Verifying Your Difficulty Changes In Game

Join the server and test the mechanics you adjusted directly in-game after you change the difficulty rather than relying on any single display value. Try catching a Pal to feel the new capture rate, die intentionally to confirm the death penalty behaves the way you set it, and sprint or fight to check stamina drain. Watch how much damage Pals deal and take in a fight to confirm the damage multipliers landed, then check whether those values create the level of challenge your group actually wants. If something feels off, return to the file, adjust, and restart again.


Troubleshooting

Changes not applying - Double-check you edited the correct PalWorldSettings.ini, not the DefaultPalWorldSettings.ini template, which the server only reads once during first setup and ignores afterward. Confirm the server was fully stopped before editing and fully restarted after. If the world already existed before your edit, some settings can get stuck reading from a saved WorldOption.sav file instead of the ini; regenerating that file with a tool like https://physgun.com/tools/palworld-server-settings-generator/ and dropping it into the world’s save folder usually resolves it.

Server fails to start - Almost always a syntax error in the settings line: a missing parenthesis, a typo in a parameter name, or an invalid value such as a string where a number is expected. Check the console log for the error, fix the file, and restart. If you can’t spot it, restore your backup and reapply changes one at a time.

Settings reset after an update - Game updates occasionally ship a new default configuration that overwrites PalWorldSettings.ini.
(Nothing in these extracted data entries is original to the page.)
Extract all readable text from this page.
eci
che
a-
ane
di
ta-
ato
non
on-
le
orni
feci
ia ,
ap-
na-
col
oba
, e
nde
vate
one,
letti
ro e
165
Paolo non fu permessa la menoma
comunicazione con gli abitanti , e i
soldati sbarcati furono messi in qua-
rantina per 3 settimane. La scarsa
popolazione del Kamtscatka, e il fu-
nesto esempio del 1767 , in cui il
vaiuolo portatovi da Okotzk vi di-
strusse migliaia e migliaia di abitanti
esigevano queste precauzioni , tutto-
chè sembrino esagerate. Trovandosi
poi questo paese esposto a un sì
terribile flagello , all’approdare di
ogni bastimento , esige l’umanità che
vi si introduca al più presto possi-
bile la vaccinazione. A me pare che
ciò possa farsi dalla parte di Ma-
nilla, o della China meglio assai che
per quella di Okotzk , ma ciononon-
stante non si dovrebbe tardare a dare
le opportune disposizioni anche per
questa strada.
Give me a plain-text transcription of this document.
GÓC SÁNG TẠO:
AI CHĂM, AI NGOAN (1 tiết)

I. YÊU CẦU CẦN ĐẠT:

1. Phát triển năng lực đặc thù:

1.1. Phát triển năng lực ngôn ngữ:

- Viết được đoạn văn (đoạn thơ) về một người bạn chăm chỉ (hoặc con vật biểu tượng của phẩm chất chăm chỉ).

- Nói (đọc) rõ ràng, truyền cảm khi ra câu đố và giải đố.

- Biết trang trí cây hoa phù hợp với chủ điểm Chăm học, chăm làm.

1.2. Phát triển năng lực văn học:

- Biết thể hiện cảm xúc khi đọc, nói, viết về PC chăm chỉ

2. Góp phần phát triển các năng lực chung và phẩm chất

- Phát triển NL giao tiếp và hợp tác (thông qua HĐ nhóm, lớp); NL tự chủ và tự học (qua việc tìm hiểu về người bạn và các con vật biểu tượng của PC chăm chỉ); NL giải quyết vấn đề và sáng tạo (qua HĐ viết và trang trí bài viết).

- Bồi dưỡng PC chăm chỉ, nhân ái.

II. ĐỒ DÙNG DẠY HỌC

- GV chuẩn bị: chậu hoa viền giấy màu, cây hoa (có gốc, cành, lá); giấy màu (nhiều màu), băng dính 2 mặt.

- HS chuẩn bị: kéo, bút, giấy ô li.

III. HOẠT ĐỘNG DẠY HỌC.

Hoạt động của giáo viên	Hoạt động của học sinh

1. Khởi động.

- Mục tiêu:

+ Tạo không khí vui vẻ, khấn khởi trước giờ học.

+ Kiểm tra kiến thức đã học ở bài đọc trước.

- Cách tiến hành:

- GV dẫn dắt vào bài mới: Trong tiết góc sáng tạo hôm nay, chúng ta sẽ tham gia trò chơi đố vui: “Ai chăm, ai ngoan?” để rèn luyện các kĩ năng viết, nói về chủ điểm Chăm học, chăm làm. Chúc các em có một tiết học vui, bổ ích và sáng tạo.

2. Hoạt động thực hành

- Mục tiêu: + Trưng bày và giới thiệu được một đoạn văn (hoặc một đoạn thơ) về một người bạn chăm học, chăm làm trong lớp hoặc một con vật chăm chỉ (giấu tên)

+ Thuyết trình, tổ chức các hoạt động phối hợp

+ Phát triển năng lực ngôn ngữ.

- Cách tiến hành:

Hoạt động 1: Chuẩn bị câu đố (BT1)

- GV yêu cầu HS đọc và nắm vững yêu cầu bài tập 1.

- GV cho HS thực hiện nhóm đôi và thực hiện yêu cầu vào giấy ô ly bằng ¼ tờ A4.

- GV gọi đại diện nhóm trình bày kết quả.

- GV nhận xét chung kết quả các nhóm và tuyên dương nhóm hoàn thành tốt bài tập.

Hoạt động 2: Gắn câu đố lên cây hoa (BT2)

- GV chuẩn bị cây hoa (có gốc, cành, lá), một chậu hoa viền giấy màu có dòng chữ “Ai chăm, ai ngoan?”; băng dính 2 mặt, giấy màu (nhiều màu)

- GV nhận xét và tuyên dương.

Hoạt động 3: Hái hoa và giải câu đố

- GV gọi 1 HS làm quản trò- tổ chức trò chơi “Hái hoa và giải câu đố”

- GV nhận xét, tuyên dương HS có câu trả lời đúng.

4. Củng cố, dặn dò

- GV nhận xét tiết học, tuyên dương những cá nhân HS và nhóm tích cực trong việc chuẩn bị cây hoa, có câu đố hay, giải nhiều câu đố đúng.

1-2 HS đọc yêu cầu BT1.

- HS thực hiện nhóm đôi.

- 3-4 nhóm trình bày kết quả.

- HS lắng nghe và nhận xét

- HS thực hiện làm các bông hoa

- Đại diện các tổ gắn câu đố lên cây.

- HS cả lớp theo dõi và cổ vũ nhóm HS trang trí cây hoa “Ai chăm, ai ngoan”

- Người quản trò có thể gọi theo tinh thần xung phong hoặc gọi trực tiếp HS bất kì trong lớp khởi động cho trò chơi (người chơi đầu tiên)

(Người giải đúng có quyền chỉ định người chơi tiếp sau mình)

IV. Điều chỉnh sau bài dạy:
Keep a local copy of your tuned file so you can re-upload it after each patch.

Permission errors on VPS - If an SFTP upload fails or the server can’t read the file afterward, ownership or permissions are likely the cause. The file needs to be readable by whatever user account actually runs the Palworld server process on your system, which varies by install method, so check your process configuration rather than assuming a specific username.